Penn National to Acquire Pinnacle for $2.8 Billion in Largest Gaming Merger Since 2013
Penn National to Acquire Pinnacle for .8 Billion in Largest Gaming Merger Since 2013
Cash-and-Stock Deal Positions Penn National as Largest US Gaming Operator by Properties
Las Vegas-based Pinnacle owns 16 casinos, mostly in the Midwest and South, including properties that became part of its portfolio after a 2013 deal to acquire Ameristar Casinos for nearly $3 billion. Penn National has 29 properties in states such as California, Ohio, Massachusetts, New Jersey and Nevada.
Penn National will allow Boyd Gaming Corp. to buy four Pinnacle properties, including Belterra Casino Resort in Indiana; Belterra Park Gaming and Horse Racing in Cincinnati, OH; and properties in St.
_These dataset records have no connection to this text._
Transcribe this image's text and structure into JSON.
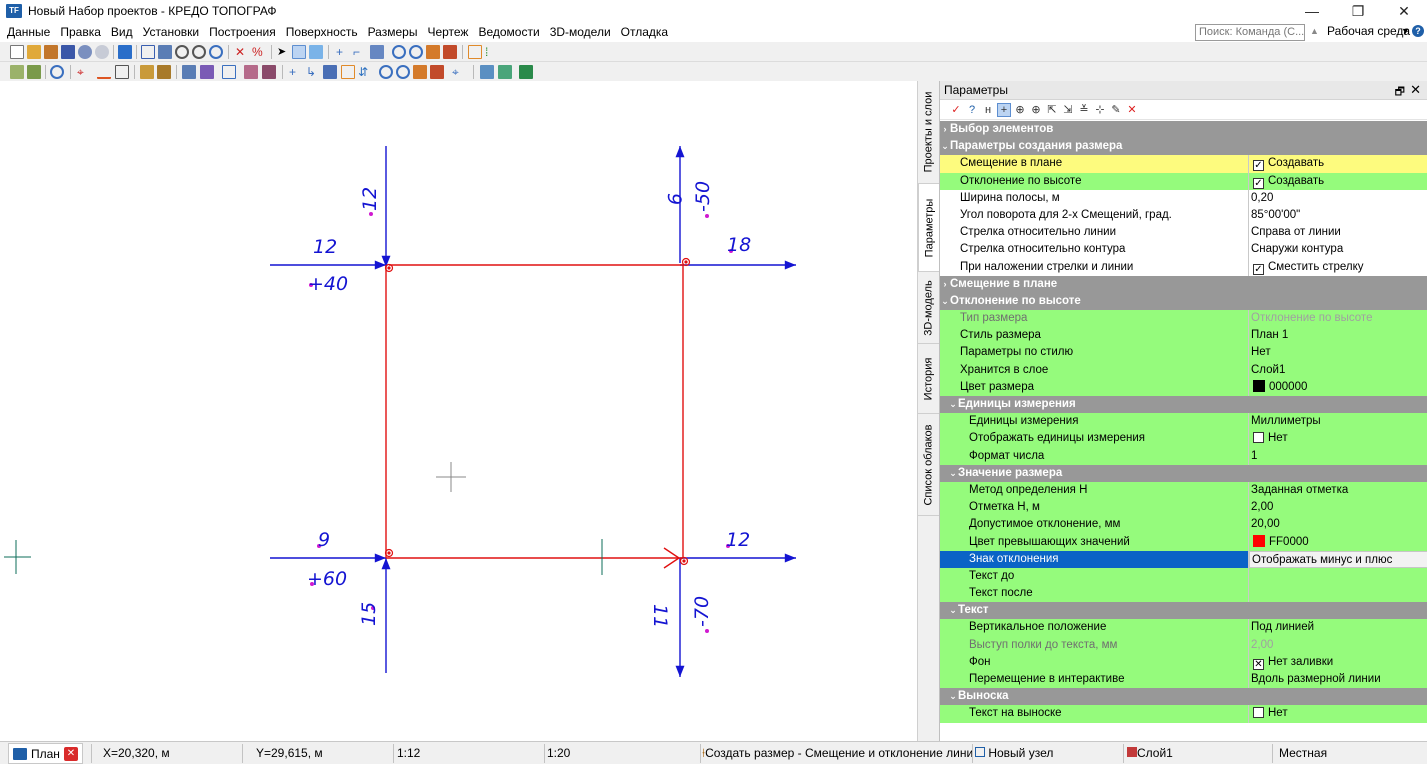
{
  "window": {
    "title": "Новый Набор проектов - КРЕДО ТОПОГРАФ",
    "app_icon": "TF",
    "minimize": "—",
    "restore": "❐",
    "close": "✕"
  },
  "menu": {
    "items": [
      "Данные",
      "Правка",
      "Вид",
      "Установки",
      "Построения",
      "Поверхность",
      "Размеры",
      "Чертеж",
      "Ведомости",
      "3D-модели",
      "Отладка"
    ],
    "search_placeholder": "Поиск: Команда (С...",
    "workspace_label": "Рабочая среда",
    "help": "?"
  },
  "canvas": {
    "labels": {
      "tl_top": "12",
      "tl_left": "12",
      "tl_elev": "+40",
      "tr_top": "9",
      "tr_dev": "-50",
      "tr_right": "18",
      "bl_left": "9",
      "bl_elev": "+60",
      "bl_bottom": "15",
      "br_right": "12",
      "br_bottom": "11",
      "br_dev": "-70"
    },
    "colors": {
      "contour": "#e01010",
      "dimension": "#1414d2",
      "point": "#d01ad0",
      "crosshair": "#888888",
      "marker": "#0e6e5a"
    }
  },
  "side_tabs": [
    {
      "label": "Проекты и слои"
    },
    {
      "label": "Параметры"
    },
    {
      "label": "3D-модель"
    },
    {
      "label": "История"
    },
    {
      "label": "Список облаков"
    }
  ],
  "panel": {
    "title": "Параметры",
    "pin": "🗗",
    "close": "✕",
    "rows": [
      {
        "type": "cat",
        "label": "Выбор элементов",
        "chev": "›"
      },
      {
        "type": "cat",
        "label": "Параметры создания размера",
        "chev": "⌄"
      },
      {
        "type": "yellow",
        "label": "Смещение в плане",
        "value": "Создавать",
        "check": "✓"
      },
      {
        "type": "green",
        "label": "Отклонение по высоте",
        "value": "Создавать",
        "check": "✓"
      },
      {
        "type": "white",
        "label": "Ширина полосы, м",
        "value": "0,20"
      },
      {
        "type": "white",
        "label": "Угол поворота для 2-х Смещений, град.",
        "value": " 85°00'00\""
      },
      {
        "type": "white",
        "label": "Стрелка относительно линии",
        "value": "Справа от линии"
      },
      {
        "type": "white",
        "label": "Стрелка относительно контура",
        "value": "Снаружи контура"
      },
      {
        "type": "white",
        "label": "При наложении стрелки и линии",
        "value": "Сместить стрелку",
        "check": "✓"
      },
      {
        "type": "cat",
        "label": "Смещение в плане",
        "chev": "›"
      },
      {
        "type": "cat",
        "label": "Отклонение по высоте",
        "chev": "⌄"
      },
      {
        "type": "green",
        "label": "Тип размера",
        "value": "Отклонение по высоте",
        "disabled": true
      },
      {
        "type": "green",
        "label": "Стиль размера",
        "value": "План 1"
      },
      {
        "type": "green",
        "label": "Параметры по стилю",
        "value": "Нет"
      },
      {
        "type": "green",
        "label": "Хранится в слое",
        "value": "Слой1"
      },
      {
        "type": "green",
        "label": "Цвет размера",
        "value": "000000",
        "swatch": "#000000"
      },
      {
        "type": "subcat",
        "label": "Единицы измерения",
        "chev": "⌄"
      },
      {
        "type": "green",
        "indent": 1,
        "label": "Единицы измерения",
        "value": "Миллиметры"
      },
      {
        "type": "green",
        "indent": 1,
        "label": "Отображать единицы измерения",
        "value": "Нет",
        "check": ""
      },
      {
        "type": "green",
        "indent": 1,
        "label": "Формат числа",
        "value": "1"
      },
      {
        "type": "subcat",
        "label": "Значение размера",
        "chev": "⌄"
      },
      {
        "type": "green",
        "indent": 1,
        "label": "Метод определения H",
        "value": "Заданная отметка"
      },
      {
        "type": "green",
        "indent": 1,
        "label": "Отметка H, м",
        "value": "2,00"
      },
      {
        "type": "green",
        "indent": 1,
        "label": "Допустимое отклонение, мм",
        "value": "20,00"
      },
      {
        "type": "green",
        "indent": 1,
        "label": "Цвет превышающих значений",
        "value": "FF0000",
        "swatch": "#ff0000"
      },
      {
        "type": "selected",
        "indent": 1,
        "label": "Знак отклонения",
        "value": "Отображать минус и плюс"
      },
      {
        "type": "green",
        "indent": 1,
        "label": "Текст до",
        "value": ""
      },
      {
        "type": "green",
        "indent": 1,
        "label": "Текст после",
        "value": ""
      },
      {
        "type": "subcat",
        "label": "Текст",
        "chev": "⌄"
      },
      {
        "type": "green",
        "indent": 1,
        "label": "Вертикальное положение",
        "value": "Под линией"
      },
      {
        "type": "green",
        "indent": 1,
        "label": "Выступ полки до текста, мм",
        "value": "2,00",
        "disabled": true
      },
      {
        "type": "green",
        "indent": 1,
        "label": "Фон",
        "value": "Нет заливки",
        "check": "✕"
      },
      {
        "type": "green",
        "indent": 1,
        "label": "Перемещение в интерактиве",
        "value": "Вдоль размерной линии"
      },
      {
        "type": "subcat",
        "label": "Выноска",
        "chev": "⌄"
      },
      {
        "type": "green",
        "indent": 1,
        "label": "Текст на выноске",
        "value": "Нет",
        "check": ""
      }
    ]
  },
  "status": {
    "tab_label": "План",
    "tab_close": "✕",
    "x": "X=20,320, м",
    "y": "Y=29,615, м",
    "scale1": "1:12",
    "scale2": "1:20",
    "command": "Создать размер - Смещение и отклонение линии",
    "node": "Новый узел",
    "layer": "Слой1",
    "system": "Местная"
  }
}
Charles and Kansas City, MO; for $575 million.
The transaction, subject to approval of the shareholders of both companies and applicable gaming authorities and other regulatory and customary closing conditions, is expected to close in the second half of 2018.
After the transaction closes, Penn National will be the largest U.S. gaming company based on properties, operating 41 hotel and casino assets in 20 markets throughout North America with approximately 53,500 slots, 1,300 tables, 8,300 hotel rooms and more than 35,000 employees.
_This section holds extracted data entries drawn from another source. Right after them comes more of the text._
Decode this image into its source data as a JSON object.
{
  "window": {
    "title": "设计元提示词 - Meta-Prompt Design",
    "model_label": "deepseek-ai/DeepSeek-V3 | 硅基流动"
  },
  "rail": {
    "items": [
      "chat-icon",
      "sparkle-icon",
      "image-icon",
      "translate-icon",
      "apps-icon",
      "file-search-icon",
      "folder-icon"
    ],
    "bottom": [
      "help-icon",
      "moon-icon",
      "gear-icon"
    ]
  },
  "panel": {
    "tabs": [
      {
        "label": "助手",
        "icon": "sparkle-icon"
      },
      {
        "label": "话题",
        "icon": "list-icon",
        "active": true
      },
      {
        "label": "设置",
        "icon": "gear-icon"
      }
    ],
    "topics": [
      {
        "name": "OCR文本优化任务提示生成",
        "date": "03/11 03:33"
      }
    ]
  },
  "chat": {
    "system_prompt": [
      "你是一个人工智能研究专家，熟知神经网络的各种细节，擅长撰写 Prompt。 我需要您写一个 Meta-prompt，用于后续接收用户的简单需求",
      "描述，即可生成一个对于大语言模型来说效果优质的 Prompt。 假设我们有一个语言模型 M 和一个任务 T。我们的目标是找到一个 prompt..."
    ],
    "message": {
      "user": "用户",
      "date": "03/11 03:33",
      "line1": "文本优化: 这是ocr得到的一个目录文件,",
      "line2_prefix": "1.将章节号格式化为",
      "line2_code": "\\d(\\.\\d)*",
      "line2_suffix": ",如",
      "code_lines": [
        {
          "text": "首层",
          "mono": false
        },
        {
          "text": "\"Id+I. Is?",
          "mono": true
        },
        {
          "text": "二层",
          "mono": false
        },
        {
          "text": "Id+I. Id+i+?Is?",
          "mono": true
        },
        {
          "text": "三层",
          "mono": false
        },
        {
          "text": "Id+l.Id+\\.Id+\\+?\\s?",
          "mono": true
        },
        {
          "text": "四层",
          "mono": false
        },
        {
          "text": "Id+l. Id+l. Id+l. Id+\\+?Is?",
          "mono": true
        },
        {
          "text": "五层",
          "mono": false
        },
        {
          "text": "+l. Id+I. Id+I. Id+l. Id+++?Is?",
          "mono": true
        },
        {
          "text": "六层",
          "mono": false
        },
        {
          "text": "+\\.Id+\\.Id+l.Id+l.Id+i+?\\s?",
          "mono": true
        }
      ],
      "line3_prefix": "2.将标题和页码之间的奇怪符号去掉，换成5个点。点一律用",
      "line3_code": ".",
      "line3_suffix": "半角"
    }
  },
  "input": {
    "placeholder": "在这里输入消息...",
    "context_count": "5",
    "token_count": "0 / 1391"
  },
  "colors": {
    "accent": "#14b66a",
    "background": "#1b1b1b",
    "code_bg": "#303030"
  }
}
Pinnacle shareholders will receive $20 in cash and 0.42 shares of Penn National common stock for each Pinnacle share, which implies a total purchase price of $32.47 per Pinnacle share based on Penn National’s Dec. 15 closing price.
“The combined company will benefit from enhanced scale, additional growth opportunities and best-in-class operations, creating a more efficient integrated gaming company,” said Timothy J. Wilmott, CEO of Penn National Gaming, in a statement. “We will have the financial and operational flexibility to further execute on our strategic objectives, while maintaining our track record of industry-leading profit margins and generating significant cash flow to reduce leverage over time.”
Despite the inherent benefits, however, Moody’s Investors Service on Tuesday placed the ratings of both companies on review for downgrade following the announced acquisition citing concerns about the debt level of the combined company following the deal.
Moody’s said its review will focus on Penn National’s willingness and ability to reduce post-acquisition leverage and weigh this against the favorable longer-term credit benefits related to increased size, diversification, and economies of scale as a result of the transaction.